Sunday, September 1, 2013

learning Estonian through advertising (1)

Lase oma sisemine sportlane välja. - Release your inner athlete.

lase - vb., 2nd person sg. imperative of laskma (da-inf. = lasta): let, allow!

omareflexive poss. adj. (refers back to preceding pronun).

cf.  Õpetaja ütles õpilasele, et ta loeks oma raamatut. 'The teacher told the student to read his own [the student's] book.'

Õpetaja ütles õpilasele, et ta loeks tema raamatut. 'The teacher told the student to read his [the teacher's] book.'

Ma loen oma raamatut! - I am reading (some of) my book. Sa loed oma raamatut! - You are reading (some of) your book.

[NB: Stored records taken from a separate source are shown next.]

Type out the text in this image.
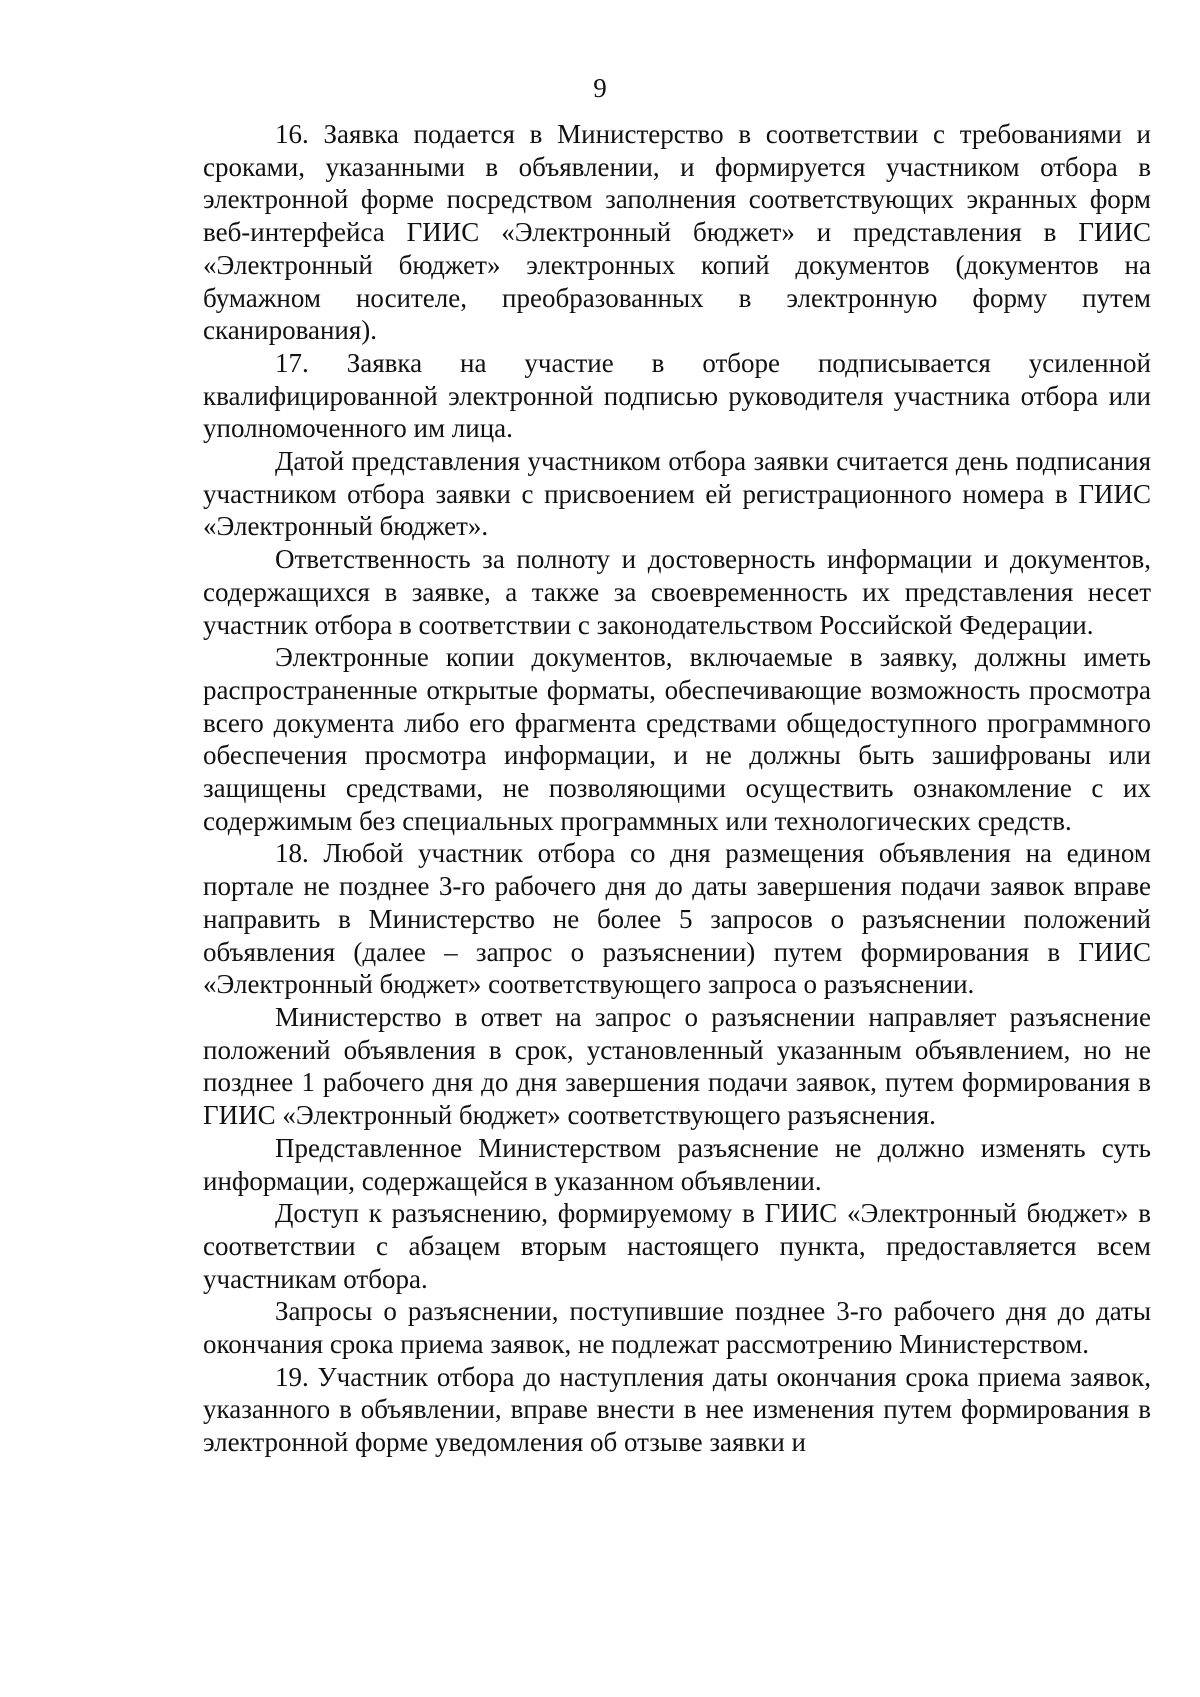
9

16. Заявка подается в Министерство в соответствии с требованиями и сроками, указанными в объявлении, и формируется участником отбора в электронной форме посредством заполнения соответствующих экранных форм веб-интерфейса ГИИС «Электронный бюджет» и представления в ГИИС «Электронный бюджет» электронных копий документов (документов на бумажном носителе, преобразованных в электронную форму путем сканирования).

17. Заявка на участие в отборе подписывается усиленной квалифицированной электронной подписью руководителя участника отбора или уполномоченного им лица.

Датой представления участником отбора заявки считается день подписания участником отбора заявки с присвоением ей регистрационного номера в ГИИС «Электронный бюджет».

Ответственность за полноту и достоверность информации и документов, содержащихся в заявке, а также за своевременность их представления несет участник отбора в соответствии с законодательством Российской Федерации.

Электронные копии документов, включаемые в заявку, должны иметь распространенные открытые форматы, обеспечивающие возможность просмотра всего документа либо его фрагмента средствами общедоступного программного обеспечения просмотра информации, и не должны быть зашифрованы или защищены средствами, не позволяющими осуществить ознакомление с их содержимым без специальных программных или технологических средств.

18. Любой участник отбора со дня размещения объявления на едином портале не позднее 3-го рабочего дня до даты завершения подачи заявок вправе направить в Министерство не более 5 запросов о разъяснении положений объявления (далее – запрос о разъяснении) путем формирования в ГИИС «Электронный бюджет» соответствующего запроса о разъяснении.

Министерство в ответ на запрос о разъяснении направляет разъяснение положений объявления в срок, установленный указанным объявлением, но не позднее 1 рабочего дня до дня завершения подачи заявок, путем формирования в ГИИС «Электронный бюджет» соответствующего разъяснения.

Представленное Министерством разъяснение не должно изменять суть информации, содержащейся в указанном объявлении.

Доступ к разъяснению, формируемому в ГИИС «Электронный бюджет» в соответствии с абзацем вторым настоящего пункта, предоставляется всем участникам отбора.

Запросы о разъяснении, поступившие позднее 3-го рабочего дня до даты окончания срока приема заявок, не подлежат рассмотрению Министерством.

19. Участник отбора до наступления даты окончания срока приема заявок, указанного в объявлении, вправе внести в нее изменения путем формирования в электронной форме уведомления об отзыве заявки и
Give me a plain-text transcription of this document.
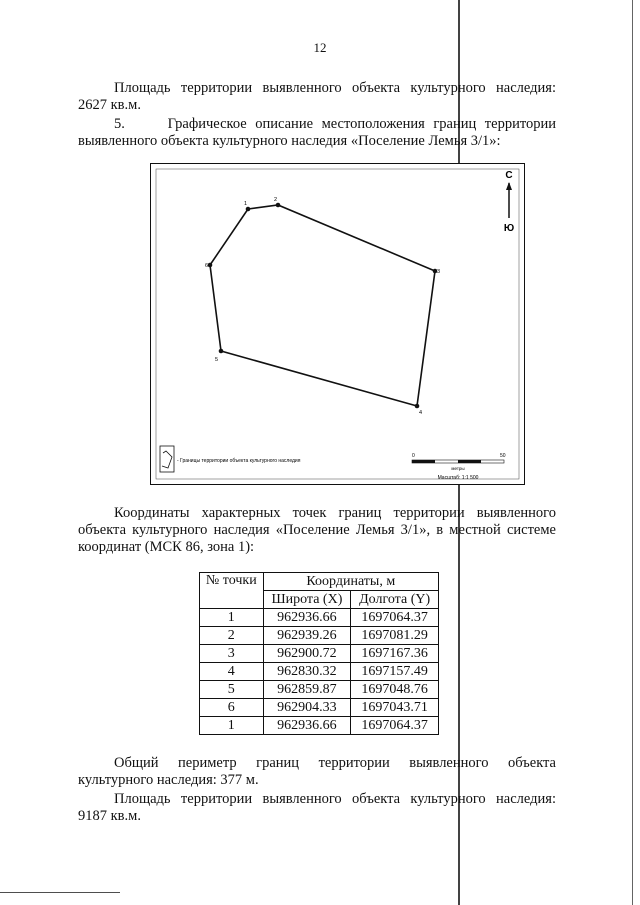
12
Площадь территории выявленного объекта культурного наследия:
2627 кв.м.
5.     Графическое описание местоположения границ территории
выявленного объекта культурного наследия «Поселение Лемья 3/1»:
С
Ю
1
2
3
4
5
6
- Границы территории объекта культурного наследия
0	50
метры
Масштаб: 1:1 500
Координаты характерных точек границ территории выявленного
объекта культурного наследия «Поселение Лемья 3/1», в местной системе
координат (МСК 86, зона 1):
№ точки	Координаты, м	
	Широта (X)	Долгота (Y)
1	962936.66	1697064.37
2	962939.26	1697081.29
3	962900.72	1697167.36
4	962830.32	1697157.49
5	962859.87	1697048.76
6	962904.33	1697043.71
1	962936.66	1697064.37
Общий периметр границ территории выявленного объекта
культурного наследия: 377 м.
Площадь территории выявленного объекта культурного наследия:
9187 кв.м.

sisemine – adj. inner (ending mine should not be confused with suffix -mine, the latter signifying 'act of doing', as in luge+mine 'reading' (from lugema 'read'), söö+mine 'eating' (sööma 'eat'), etc. You know -mine attaches to the stem of the ma-infinitive and not the da-infinitive, because it's söömine and not süümine* (da-infinitive is süüa)). The breakdown of sisemine is actually sisemi+ne, -ne being an adjectival ending, with sg. genitive -se and sg. partitive -st.

sportlane – n. sportsperson. It can stand for both male 'sportsman' and female 'sportswoman', though if one wishes to specify 'sportswoman' one can use the female form of the suffix -lane (sg. gen. -lase, sg. part. -last), which is -lanna (sg. gen. -lanna, sg. part. -lannat). However, it must be said that this is a rare usage, especially in the singular. A female athlete would call herself sportlane, just like in English where more and more actresses refer to themselves as 'actor'.

Where I have most heard the use of the -lanna suffix is in the word sõbranna 'female friend', what straight women in English call a 'girlfriend'. It can also be used with nationalities: cf. eestlane, eestlased 'Estonian person, Estonians'; eestlanna, eestlannad 'Estonian woman, Estonian women'. The stand alone noun maa ('land') used in compound nouns and the suffix -lane are very productive. Ex. Iiri+maa, iir+lane 'Ireland, Irish person', Vene+maa, vene+lane 'Russia, Russian person', etc. (Be careful of the dropped final vowel in the first part of iirlane - not iirilane*. Cf. Soome, soomlane 'Finland, Finn' and Eesti, eestlane 'Estonian, Estonian person').

välja – adv. 'out' as in Lind lendas aknast välja. 'The bird flew out through (lit. 'from') the window' and väljapääs 'exit' (pääs 'escape' < pääsemine/pääsema 'escape n./vb.; 'way, passage'. Cf. sisepääs 'entrance' as in sisepääs kaubamajja 'entrance to the department store'. The double j here is not a mistake, majja is the sg. illative case form of maja 'house, building' – the illative is often expressed by a lengthening of a vowel or consonant of the word, and may not be indicated in the orthography. For example kool 'school' (nom. long o), kooli 'of the school' (gen., long o), but kooli 'to the school' (ill., overlong o in speech, but not in orthography)).

Not to be confused with the orthographically identical, but phonetically different välja, the genitive form of the noun väli 'field, empty space, expanse'. The latter has a long l, which you will notice is not indicated by the orthography. Estonian has a few nice, little, juicy gems like this. For example, take the two orthographically identical words palk 'wage' and palk 'log'. The latter has a palatalised l. Their genitive and partitive forms are also different: wage: palk, palga, palka log: palk, palgi, palki. And so you know, the palatalised l continues also through the case forms of log. There is also the partitive case form of väli, which is also välja, but with a short l.

Handy reminder of the above: välja (short l) = 1) adverb meaning 'out' ; 2) partitive case form of väli 'field, empty space, expanse'. välja (long l) = genitive case form of väli.